Film Review: Dallas Buyers Club

Monday 29 December 2014 by

Dallas Buyers Club, Film, Matthew McConaughey, Jared Leto

One of the biggest hits of 2013/14 was Dallas Buyers Club, the based-on-life story of Ron Woodroof, a Texan diagnosed with AIDS in the 1980s.

I was born towards the end of what is deemed the AIDS Crisis, so I have little concept of the depth of the problem, and the panic it created. But in the early and mid-1980s, HIV/AIDS reached pandemic proportions, killing over 90% of sufferers, with no cure or preventative measures in sight. And there was so little known about the causes, and sometimes symptoms, that it made it hard to fight. With misguided rumours, fed by the panic, there was also a lot of prejudice and misconception that caused sufferers to endure much more than just the disease. Which meant there was a large part of this film that simply shocked me due to the ignorance and prejudice that came with getting AIDS, something that I had previously had no notion of.

Matthew McConaughey has (rightly) been lauded for his performance in this film; the most startling part of his performance was never his dramatic weightloss, but his portrayal of the layered depths of grief and determination that comes with a terminal illness. But I’ll be honest, the most underrated performance of the lot has to have come from Jared Leto as the incredible Rayon. From the moment he sashayed on screen, he had my heart in a way that McConaughey never did. Pure class!

Woodroof, electrician, scammer and rodeo fanatic, gets diagnosed as HIV Positive and is given 30 days to live. But with the trials of a new drug taking too long (and proving not as successful as believed), he has to take matters in to his own hands to try to survive the disease. It isn’t long until Woodroof is working around the system in order to give the drugs to other HIV/AIDS sufferers.

Like many biopics, they hang on the success of the star’s ability to cross a range of emotions. McConaughey’s portrayal of a frightened, angry, often ignorant electrician who has been handed a death sentence  is masterful to say the least, but there were quirks of the film that made it feel a little Ocean’s Eleven at times, as he dupes and sidesteps authority. But for the most it feels like it does justice to its subject, never veering too far from the path for dramatic or comic purposes.

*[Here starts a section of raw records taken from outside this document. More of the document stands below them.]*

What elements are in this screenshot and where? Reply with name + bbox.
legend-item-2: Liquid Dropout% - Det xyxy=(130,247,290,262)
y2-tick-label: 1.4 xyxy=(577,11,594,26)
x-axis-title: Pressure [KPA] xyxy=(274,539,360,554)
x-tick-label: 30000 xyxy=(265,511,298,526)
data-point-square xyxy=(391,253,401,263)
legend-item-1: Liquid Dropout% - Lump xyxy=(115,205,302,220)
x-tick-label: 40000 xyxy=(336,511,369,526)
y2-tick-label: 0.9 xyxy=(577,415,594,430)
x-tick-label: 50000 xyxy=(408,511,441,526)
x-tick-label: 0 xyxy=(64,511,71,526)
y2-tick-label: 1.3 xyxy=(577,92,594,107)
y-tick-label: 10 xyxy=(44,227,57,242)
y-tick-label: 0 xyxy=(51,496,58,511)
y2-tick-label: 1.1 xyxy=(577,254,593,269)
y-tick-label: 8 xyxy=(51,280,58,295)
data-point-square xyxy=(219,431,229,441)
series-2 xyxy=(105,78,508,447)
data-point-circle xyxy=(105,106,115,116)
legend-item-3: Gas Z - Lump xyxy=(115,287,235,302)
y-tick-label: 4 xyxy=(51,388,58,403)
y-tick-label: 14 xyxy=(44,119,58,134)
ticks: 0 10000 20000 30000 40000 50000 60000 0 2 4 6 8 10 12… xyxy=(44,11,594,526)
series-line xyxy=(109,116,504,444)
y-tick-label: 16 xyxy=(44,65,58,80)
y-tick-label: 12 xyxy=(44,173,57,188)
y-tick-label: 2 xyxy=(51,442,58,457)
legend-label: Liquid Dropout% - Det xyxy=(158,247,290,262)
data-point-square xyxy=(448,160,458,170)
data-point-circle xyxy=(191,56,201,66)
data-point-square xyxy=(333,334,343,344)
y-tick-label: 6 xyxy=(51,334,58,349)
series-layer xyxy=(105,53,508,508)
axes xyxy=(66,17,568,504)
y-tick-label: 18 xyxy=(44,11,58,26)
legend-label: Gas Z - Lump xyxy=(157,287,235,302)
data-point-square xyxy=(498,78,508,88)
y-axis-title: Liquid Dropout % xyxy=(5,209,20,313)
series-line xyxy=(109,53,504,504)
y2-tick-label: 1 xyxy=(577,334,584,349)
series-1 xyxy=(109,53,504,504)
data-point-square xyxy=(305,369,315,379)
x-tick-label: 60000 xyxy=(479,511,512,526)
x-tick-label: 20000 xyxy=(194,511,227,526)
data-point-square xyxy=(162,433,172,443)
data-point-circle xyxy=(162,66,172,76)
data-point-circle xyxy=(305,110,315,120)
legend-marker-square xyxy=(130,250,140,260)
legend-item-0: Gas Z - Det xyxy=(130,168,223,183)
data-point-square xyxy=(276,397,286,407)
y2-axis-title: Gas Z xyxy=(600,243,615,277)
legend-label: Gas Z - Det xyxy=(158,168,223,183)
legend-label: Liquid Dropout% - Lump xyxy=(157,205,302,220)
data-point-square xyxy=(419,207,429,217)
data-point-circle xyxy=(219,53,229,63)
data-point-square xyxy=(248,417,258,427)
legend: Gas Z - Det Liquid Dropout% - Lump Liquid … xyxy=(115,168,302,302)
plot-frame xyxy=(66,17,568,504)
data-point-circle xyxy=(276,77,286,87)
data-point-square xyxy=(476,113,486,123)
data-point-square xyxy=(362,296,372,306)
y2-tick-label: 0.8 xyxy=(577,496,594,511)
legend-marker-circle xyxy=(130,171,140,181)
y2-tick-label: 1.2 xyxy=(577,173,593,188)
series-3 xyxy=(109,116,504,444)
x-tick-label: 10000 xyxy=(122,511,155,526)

In many ways, it’s a heartwarming tale; Woodroof’s thawing of character and Robin Hood-style antics as he tries to get the right drugs, could be argued to be a formula for a feel-good flick. But it is the nub of the film, the point of the story, that never lets it feel all that good: HIV/AIDS. Woodroof died of the disease seven years after he was first given 30 days to live. His Buyers Club (the name for the clubs that provided alternative medicines) gave him, and many others, extra time. But ultimately it was a losing battle, and the film never shies away from that fact.

It is not easy watching. Despite the amazing performances, brilliant soundtrack, and stellar cinematography, this is ultimately a story of loss. You walk away from the film feeling emotionally drained and borderline heartbroken. As biopics go, this is one of the best I’ve seen. But be prepared for tears.